LORDSTOWN — For the second time in seven days, Lordstown Motors Corp. on Tuesday extended the deadline for interested parties to bid on the troubled electric-vehicle company’s assets.

The notice filed in U.S. bankruptcy court in Delaware pushes the bid deadline back four days to 5 p.m. Friday.

A previous notice, filed Sept. 12, extended the bid deadline to Monday from Sept. 8, the original bid deadline approved in August by Judge Mary F. Walrath, who is overseeing the Chapter 11 bankruptcy proceeding.

Moving the bid deadline also modifies when Lordstown Motors is required to let all qualified bidders know on the highest or otherwise best qualified bid to Sept. 26. The previous deadline was Sept. 12.

The company is allowed to modify dates in its schedule of bidding and auction procedures under the same August judge’s order.

On Aug. 3, Thomas E. Lauria, an attorney with White & Case LLP, the lead firm representing Lordstown Motors, said 13 parties showed an interest in acquiring all or some of the company’s assets.

Four were to acquire all or most of Lordstown Motors’ assets as a going concern; four were for different components of the company’s assets; and five were from liquidators interested in buying some or all of the assets for either an upfront cash fee or for a fee and shared participation in proceeds of their sale, he said.

“I will tell the court that some of these proposals have big issues and problems, and some are more promising,” Lauria said.

A “going concern” is an accounting term used to describe a business that is expected to remain in operation.

Tuesday’s motion does not address other important dates, including an auction, if needed, a sale hearing or sale closing. The previous notice set an auction for Sept. 27; the sale hearing for Oct. 18; and sale closing for Oct. 31.

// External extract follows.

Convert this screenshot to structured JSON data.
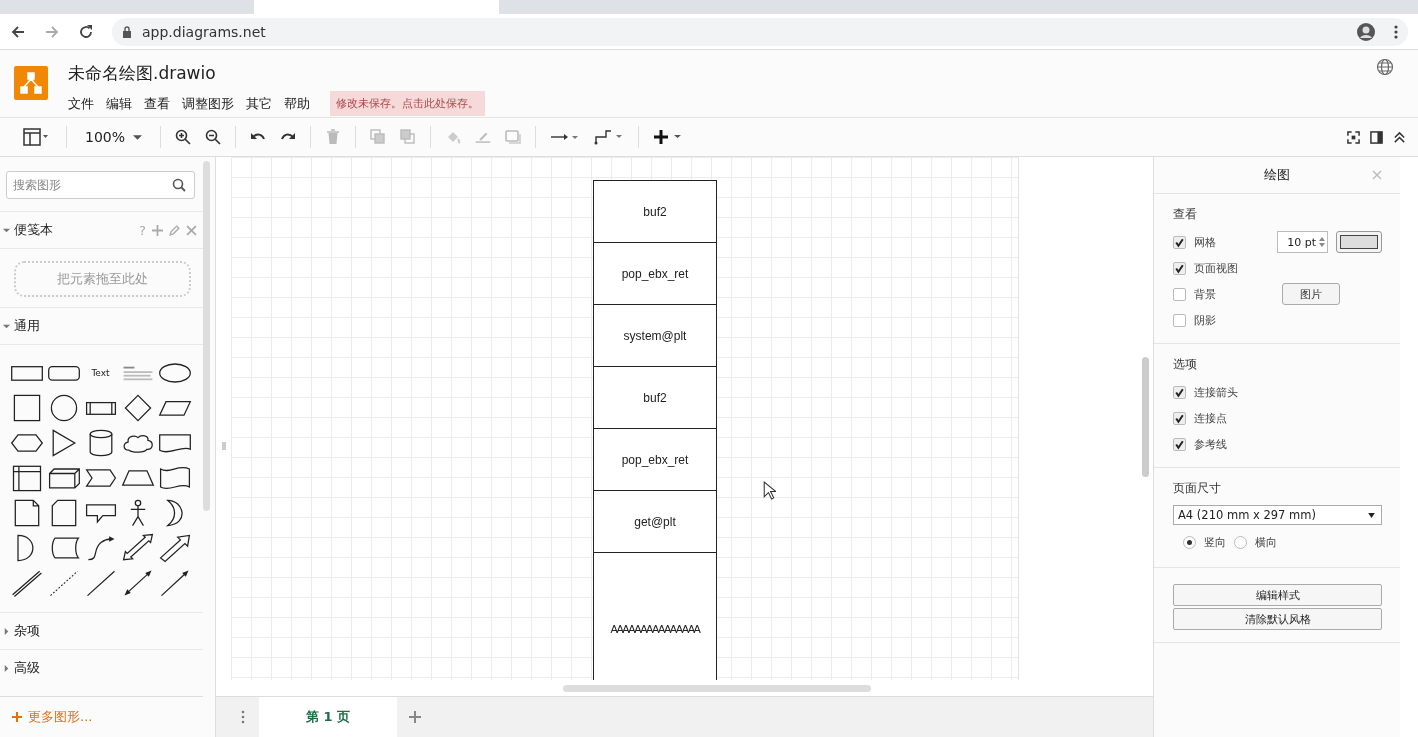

A key date that has passed was Aug. 24, the deadline for a stalking horse bidder to come forward. None did.

A stalking horse bid is the initial bid for a company’s assets. The stalking horse bidder sets the low end of the purchase price.

Lordstown Motors filed for Chapter 11 protection June 27. The same day, it sued former business partner Foxconn, claiming fraud and bad faith by the Taiwanese technology and electronics giant led to the bankruptcy.

Foxconn called the depiction that Lordstown Motors is the victim of a fraud a “fictitious narrative” Lordstown Motors created “solely for the purpose of obtaining a tactical litigation advantage,” a court document states.

Foxconn then asked Walrath to either dismiss the Chapter 11 case or convert it to Chapter 11. Walrath on Aug. 28 dismissed Foxconn’s request and allowed Lordstown Motors to proceed in Chapter 11.

Foxconn acquired its auto assembly facility in Lordstown from Lordstown Motors for $230 million in May 2022. The purchase agreement also called for the two to partner to develop electric-vehicle programs, but that was later changed to a $170 million equity investment agreement.

The companies closed on $52.7 million of the $170 million in November, but that was all. In April, Lordstown Motors received a delisting notice from Nasdaq that stated the company’s stock had fallen below the minimum bid price requirement of $1 per share for 30 consecutive trading days.

That triggered a letter from Foxconn stating it believed Lordstown Motors, because of the notification from Nasdaq, had breached the investment agreement.

Foxconn then told Lordstown Motors it wouldn’t close on a second $47.3 million stock purchase included in the agreement because of the breach. Lordstown Motors then sued.